As Republican candidates faulted DFLers for misplaced priorities during a 2014 campaign that resulted in a GOP takeover of the Minnesota House, one DFL move was their Exhibit A. DFLers had spent $90 million on a luxury office building for the state Senate, voters were told in nearly every district.

Those voters — and maybe a few new Republican legislators — may be surprised to learn that those words aren't technically true. The only spending taxpayers have done so far for the building that is rising across University Avenue from the State Capitol is $3 million for designing the place. (The "luxury" part isn't true, either. If it were, senior DFL senators might not be so reluctant to leave the Capitol.)

The remainder of the $89.6 million project's cost has been financed upfront by purchasers of state "certificates of participation," which differ in several key respects from the usual approach to financing state buildings — issuing general obligation bonds. No taxes stand to be automatically raised if needed to pay the debt service, as a bond provides. The certificates' terms are longer, their repayment structure flatter and their interest rates higher. These were issued at 3.7 percent, compared with 2.8 percent for the state's multipurpose general obligation bonds sold a week later.

But the certificates bear the name of the state of Minnesota, and keeping that name good in the eyes of investors is crucial to the state's ability to finance public works at low interest rates. The certificates' purchasers have been promised repayment over the next 25 years. That money is expected to come primarily via biennial legislative appropriations. (In addition, a portion of the debt service will be derived from parking fees charged by the new building's garage.)

Yet to date, no provision for those future appropriations has been made.

That means Minnesotans likely haven't heard the last of the partisan fight over state Senate facilities, even though the building is now climbing above ground level and is scheduled to be occupied in 13 months. Annual payments for the new building, expected to be about $6 million per year, are likely to appear in the DFL-controlled Senate's operating budget, which cannot be set without the assent of the GOP-controlled House.

That's why now — with the 2014 campaign over and the fight over the next state budget not yet begun — seems a good time for Minnesotans to look anew at the scorned project in an apolitical light. We think that if they did, they would see that the new building is a sensible solution to several real problems:

• Renovation of the Capitol requires the Senate to operate elsewhere in 2016. It can't be just anywhere — not with the security, public access and broadcast demands on legislative operations. The Senate is finding it difficult even to rent office space for staffers for the last half of 2015, when no legislative session is scheduled and both the Capitol and the new building will be unavailable.

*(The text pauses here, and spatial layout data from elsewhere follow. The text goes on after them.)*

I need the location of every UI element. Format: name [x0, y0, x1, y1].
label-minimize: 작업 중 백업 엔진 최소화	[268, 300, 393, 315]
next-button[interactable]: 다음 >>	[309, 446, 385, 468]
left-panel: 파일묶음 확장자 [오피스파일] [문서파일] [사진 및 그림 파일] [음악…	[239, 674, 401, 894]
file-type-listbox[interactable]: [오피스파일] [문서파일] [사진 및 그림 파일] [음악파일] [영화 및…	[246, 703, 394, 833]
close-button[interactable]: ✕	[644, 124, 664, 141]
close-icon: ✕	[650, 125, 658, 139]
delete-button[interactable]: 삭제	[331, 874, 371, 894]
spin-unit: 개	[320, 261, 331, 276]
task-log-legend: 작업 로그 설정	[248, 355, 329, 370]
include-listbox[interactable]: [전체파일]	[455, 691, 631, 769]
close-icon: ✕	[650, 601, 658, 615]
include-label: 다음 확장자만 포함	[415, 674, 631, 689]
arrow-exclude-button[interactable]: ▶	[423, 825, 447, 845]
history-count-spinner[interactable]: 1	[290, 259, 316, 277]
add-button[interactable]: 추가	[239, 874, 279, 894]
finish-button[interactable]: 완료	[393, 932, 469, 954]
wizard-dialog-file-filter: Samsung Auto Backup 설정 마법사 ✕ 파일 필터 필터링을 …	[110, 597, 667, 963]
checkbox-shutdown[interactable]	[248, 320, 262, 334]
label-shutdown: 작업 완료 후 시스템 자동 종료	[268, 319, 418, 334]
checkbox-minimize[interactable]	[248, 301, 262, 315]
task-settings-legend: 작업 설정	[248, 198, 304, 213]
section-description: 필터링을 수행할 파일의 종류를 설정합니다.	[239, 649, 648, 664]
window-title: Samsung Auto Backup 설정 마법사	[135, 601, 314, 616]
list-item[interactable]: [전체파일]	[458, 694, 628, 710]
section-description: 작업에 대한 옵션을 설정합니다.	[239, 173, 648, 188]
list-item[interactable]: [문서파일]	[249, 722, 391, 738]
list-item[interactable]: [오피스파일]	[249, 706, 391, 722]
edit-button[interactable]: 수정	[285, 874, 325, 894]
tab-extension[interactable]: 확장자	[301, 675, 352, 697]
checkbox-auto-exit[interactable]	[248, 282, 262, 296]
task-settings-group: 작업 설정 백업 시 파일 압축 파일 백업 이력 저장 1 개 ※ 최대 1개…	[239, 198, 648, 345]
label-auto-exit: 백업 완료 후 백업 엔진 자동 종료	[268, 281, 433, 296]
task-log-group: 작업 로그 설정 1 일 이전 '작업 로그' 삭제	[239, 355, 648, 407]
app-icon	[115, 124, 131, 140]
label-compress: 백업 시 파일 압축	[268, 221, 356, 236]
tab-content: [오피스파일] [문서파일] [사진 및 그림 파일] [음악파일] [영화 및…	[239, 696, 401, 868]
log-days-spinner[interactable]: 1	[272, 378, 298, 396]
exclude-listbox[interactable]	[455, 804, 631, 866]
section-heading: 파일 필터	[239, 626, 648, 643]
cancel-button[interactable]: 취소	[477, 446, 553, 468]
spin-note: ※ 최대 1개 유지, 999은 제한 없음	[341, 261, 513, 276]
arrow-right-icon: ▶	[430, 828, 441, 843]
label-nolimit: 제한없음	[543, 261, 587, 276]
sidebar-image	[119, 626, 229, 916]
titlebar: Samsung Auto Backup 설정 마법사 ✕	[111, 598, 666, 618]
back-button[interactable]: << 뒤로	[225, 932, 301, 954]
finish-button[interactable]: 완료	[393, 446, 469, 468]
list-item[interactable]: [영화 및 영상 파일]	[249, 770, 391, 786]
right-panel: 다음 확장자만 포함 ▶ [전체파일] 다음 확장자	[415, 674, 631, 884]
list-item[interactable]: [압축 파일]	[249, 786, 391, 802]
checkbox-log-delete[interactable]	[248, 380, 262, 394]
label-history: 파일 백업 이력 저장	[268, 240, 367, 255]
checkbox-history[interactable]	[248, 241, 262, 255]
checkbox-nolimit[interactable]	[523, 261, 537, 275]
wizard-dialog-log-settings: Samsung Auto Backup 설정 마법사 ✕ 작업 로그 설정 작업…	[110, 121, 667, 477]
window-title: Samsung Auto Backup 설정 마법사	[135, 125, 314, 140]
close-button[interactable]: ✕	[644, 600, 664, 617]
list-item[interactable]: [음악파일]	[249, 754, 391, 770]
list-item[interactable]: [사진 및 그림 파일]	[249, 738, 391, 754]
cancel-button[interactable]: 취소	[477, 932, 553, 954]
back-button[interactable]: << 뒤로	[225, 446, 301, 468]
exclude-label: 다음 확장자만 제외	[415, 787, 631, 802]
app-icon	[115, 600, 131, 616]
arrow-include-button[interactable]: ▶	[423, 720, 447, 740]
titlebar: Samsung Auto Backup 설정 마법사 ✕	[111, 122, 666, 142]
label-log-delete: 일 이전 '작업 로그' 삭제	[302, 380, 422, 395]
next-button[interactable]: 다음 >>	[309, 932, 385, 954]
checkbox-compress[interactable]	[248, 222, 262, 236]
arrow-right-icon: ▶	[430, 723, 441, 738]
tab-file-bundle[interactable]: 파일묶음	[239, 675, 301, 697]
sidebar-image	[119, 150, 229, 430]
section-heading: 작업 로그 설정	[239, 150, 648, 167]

• After the renovation, the Capitol can house fewer than a third of Senate offices and only half of its hearing rooms. The Senate is losing 23,000 square feet in the Capitol to modern mechanical components and badly needed enlarged space for the governor, attorney general and public accommodations.

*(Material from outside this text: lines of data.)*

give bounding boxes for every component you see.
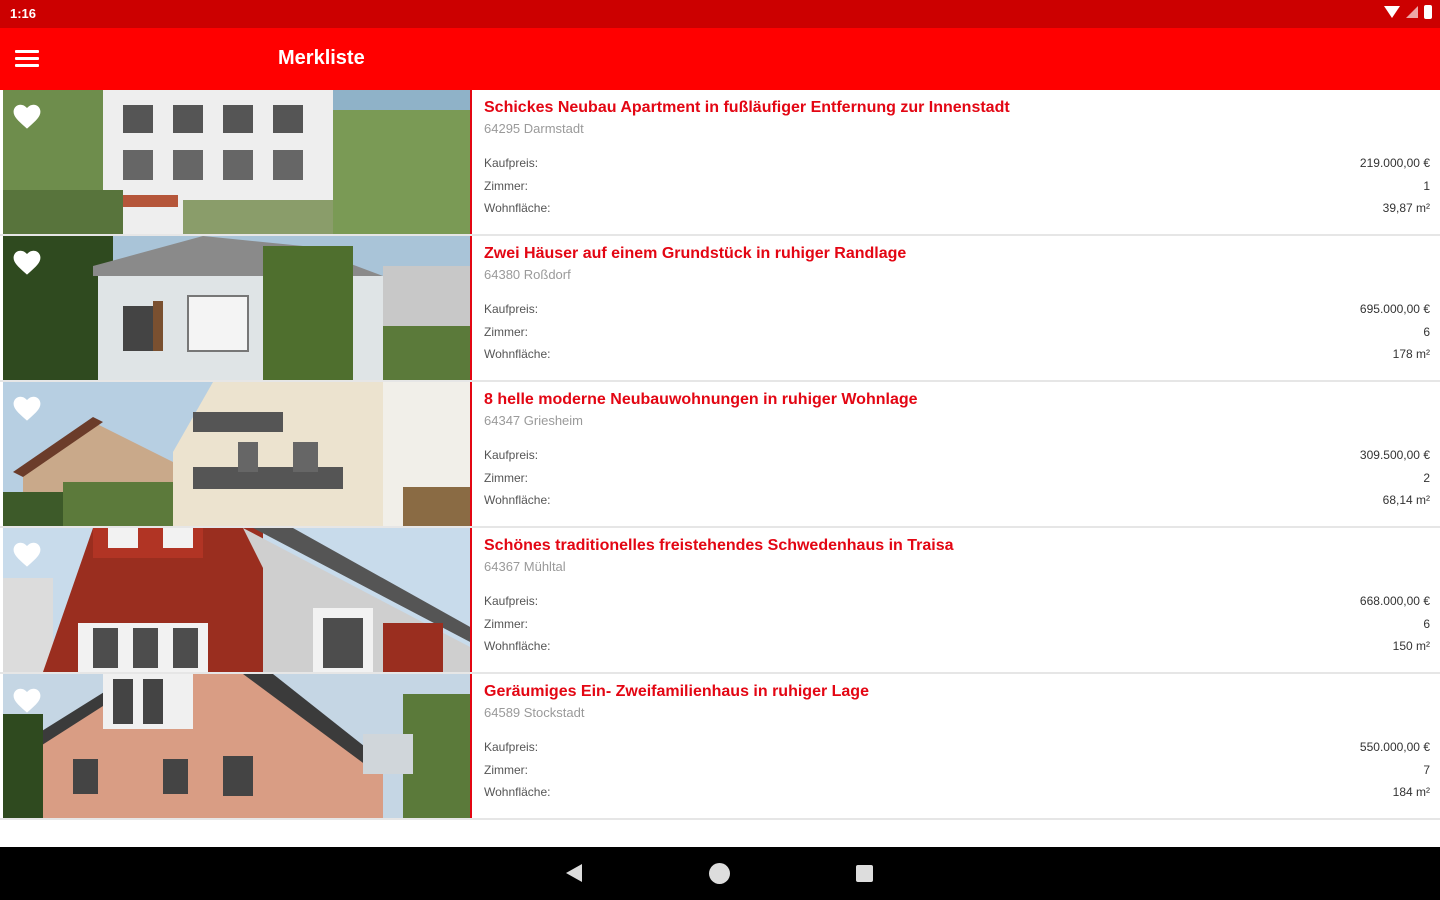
price-row: Kaufpreis: 219.000,00 € (484, 152, 1430, 175)
price-value: 219.000,00 € (1359, 156, 1430, 170)
listing-location: 64380 Roßdorf (484, 267, 571, 282)
status-bar: 1:16 (0, 0, 1440, 28)
rooms-row: Zimmer: 7 (484, 759, 1430, 782)
area-value: 150 m² (1392, 639, 1430, 653)
area-value: 39,87 m² (1382, 201, 1430, 215)
price-label: Kaufpreis: (484, 740, 539, 754)
listing-details: Kaufpreis: 219.000,00 € Zimmer: 1 Wohnfl… (484, 152, 1430, 220)
listing-info: Geräumiges Ein- Zweifamilienhaus in ruhi… (484, 682, 1430, 818)
area-row: Wohnfläche: 184 m² (484, 781, 1430, 804)
app-bar: Merkliste (0, 28, 1440, 90)
listing-item[interactable]: Zwei Häuser auf einem Grundstück in ruhi… (0, 236, 1440, 382)
rooms-label: Zimmer: (484, 324, 528, 339)
listing-photo (3, 674, 472, 818)
rooms-value: 7 (1423, 762, 1430, 777)
listing-location: 64347 Griesheim (484, 413, 583, 428)
system-nav-bar (0, 847, 1440, 900)
area-value: 68,14 m² (1382, 493, 1430, 507)
price-value: 309.500,00 € (1359, 448, 1430, 462)
rooms-value: 2 (1423, 470, 1430, 485)
listing-title[interactable]: Schönes traditionelles freistehendes Sch… (484, 536, 1430, 556)
heart-icon[interactable] (13, 688, 41, 714)
area-label: Wohnfläche: (484, 785, 551, 799)
listing-details: Kaufpreis: 668.000,00 € Zimmer: 6 Wohnfl… (484, 590, 1430, 658)
wifi-icon (1384, 6, 1400, 18)
price-value: 695.000,00 € (1359, 302, 1430, 316)
listing-title[interactable]: Zwei Häuser auf einem Grundstück in ruhi… (484, 244, 1430, 264)
listing-photo (3, 528, 472, 672)
listing-location: 64589 Stockstadt (484, 705, 585, 720)
area-row: Wohnfläche: 150 m² (484, 635, 1430, 658)
area-label: Wohnfläche: (484, 201, 551, 215)
price-label: Kaufpreis: (484, 594, 539, 608)
listing-title[interactable]: Schickes Neubau Apartment in fußläufiger… (484, 98, 1430, 118)
rooms-row: Zimmer: 2 (484, 467, 1430, 490)
page-title: Merkliste (278, 47, 365, 69)
listing-item[interactable]: Geräumiges Ein- Zweifamilienhaus in ruhi… (0, 674, 1440, 820)
listing-details: Kaufpreis: 695.000,00 € Zimmer: 6 Wohnfl… (484, 298, 1430, 366)
price-value: 668.000,00 € (1359, 594, 1430, 608)
rooms-value: 1 (1423, 178, 1430, 193)
listing-location: 64295 Darmstadt (484, 121, 584, 136)
price-row: Kaufpreis: 668.000,00 € (484, 590, 1430, 613)
listing-info: Zwei Häuser auf einem Grundstück in ruhi… (484, 244, 1430, 380)
price-row: Kaufpreis: 309.500,00 € (484, 444, 1430, 467)
heart-icon[interactable] (13, 104, 41, 130)
price-row: Kaufpreis: 695.000,00 € (484, 298, 1430, 321)
rooms-label: Zimmer: (484, 178, 528, 193)
battery-icon (1424, 5, 1432, 19)
price-label: Kaufpreis: (484, 302, 539, 316)
heart-icon[interactable] (13, 250, 41, 276)
watchlist: Schickes Neubau Apartment in fußläufiger… (0, 90, 1440, 820)
rooms-row: Zimmer: 1 (484, 175, 1430, 198)
listing-title[interactable]: 8 helle moderne Neubauwohnungen in ruhig… (484, 390, 1430, 410)
listing-info: 8 helle moderne Neubauwohnungen in ruhig… (484, 390, 1430, 526)
area-label: Wohnfläche: (484, 639, 551, 653)
area-value: 184 m² (1392, 785, 1430, 799)
listing-photo (3, 236, 472, 380)
listing-photo (3, 382, 472, 526)
signal-icon (1406, 6, 1418, 18)
rooms-label: Zimmer: (484, 616, 528, 631)
price-label: Kaufpreis: (484, 156, 539, 170)
price-row: Kaufpreis: 550.000,00 € (484, 736, 1430, 759)
heart-icon[interactable] (13, 542, 41, 568)
area-row: Wohnfläche: 68,14 m² (484, 489, 1430, 512)
listing-photo (3, 90, 472, 234)
listing-item[interactable]: Schickes Neubau Apartment in fußläufiger… (0, 90, 1440, 236)
home-icon[interactable] (709, 863, 730, 884)
recent-apps-icon[interactable] (856, 865, 873, 882)
price-value: 550.000,00 € (1359, 740, 1430, 754)
listing-details: Kaufpreis: 309.500,00 € Zimmer: 2 Wohnfl… (484, 444, 1430, 512)
rooms-label: Zimmer: (484, 470, 528, 485)
listing-item[interactable]: 8 helle moderne Neubauwohnungen in ruhig… (0, 382, 1440, 528)
listing-item[interactable]: Schönes traditionelles freistehendes Sch… (0, 528, 1440, 674)
rooms-label: Zimmer: (484, 762, 528, 777)
listing-location: 64367 Mühltal (484, 559, 566, 574)
listing-info: Schönes traditionelles freistehendes Sch… (484, 536, 1430, 672)
area-label: Wohnfläche: (484, 493, 551, 507)
rooms-row: Zimmer: 6 (484, 321, 1430, 344)
back-icon[interactable] (566, 864, 582, 882)
listing-details: Kaufpreis: 550.000,00 € Zimmer: 7 Wohnfl… (484, 736, 1430, 804)
status-time: 1:16 (10, 6, 37, 21)
listing-info: Schickes Neubau Apartment in fußläufiger… (484, 98, 1430, 234)
price-label: Kaufpreis: (484, 448, 539, 462)
area-row: Wohnfläche: 39,87 m² (484, 197, 1430, 220)
area-row: Wohnfläche: 178 m² (484, 343, 1430, 366)
rooms-value: 6 (1423, 324, 1430, 339)
area-value: 178 m² (1392, 347, 1430, 361)
area-label: Wohnfläche: (484, 347, 551, 361)
heart-icon[interactable] (13, 396, 41, 422)
rooms-row: Zimmer: 6 (484, 613, 1430, 636)
menu-icon[interactable] (15, 50, 39, 68)
listing-title[interactable]: Geräumiges Ein- Zweifamilienhaus in ruhi… (484, 682, 1430, 702)
rooms-value: 6 (1423, 616, 1430, 631)
status-icons (1384, 5, 1432, 19)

• A 40-year-old problem needs fixing. In the 42 years since enactment of the state's open-meeting law, public participation in legislative sessions has surged. Legislators were first granted private offices in 1975 in response. But majority senators have been scattered randomly around the Capitol, while minority senators have been housed across the street. The result has been confusion for visitors and less-than-desirable collegiality in a body whose work requires collaboration.

• Easy access to the Capitol for the disabled was not envisioned in its 1905 design. It will be provided via the new building's parking garage and tunnel to the Capitol.

This is the case that should have been made and debated in full public view before the building was authorized — ideally, with general obligation bonds whose debt service would not be subject to yearly legislative approval. But that didn't happen. The building was authorized in the 2013 tax bill via a lease-purchase arrangement that, while not unprecedented for new buildings in the Capitol complex, is unconventional and poorly understood. That arrangement's key advantage was political. It could proceed with a simple majority vote; bonding would have required a three-fifths majority, and that would have meant Republican participation.

If one were a newly elected Republican House member, one might arrive believing that the voters sent a message: Stop the Senate office building — or punish the Senate as a consequence. We hope that after looking again, voters will convey a different message: Stop playing politics with an addition to the Capitol complex that stands to enhance public access and lawmaking itself. Let this fight go.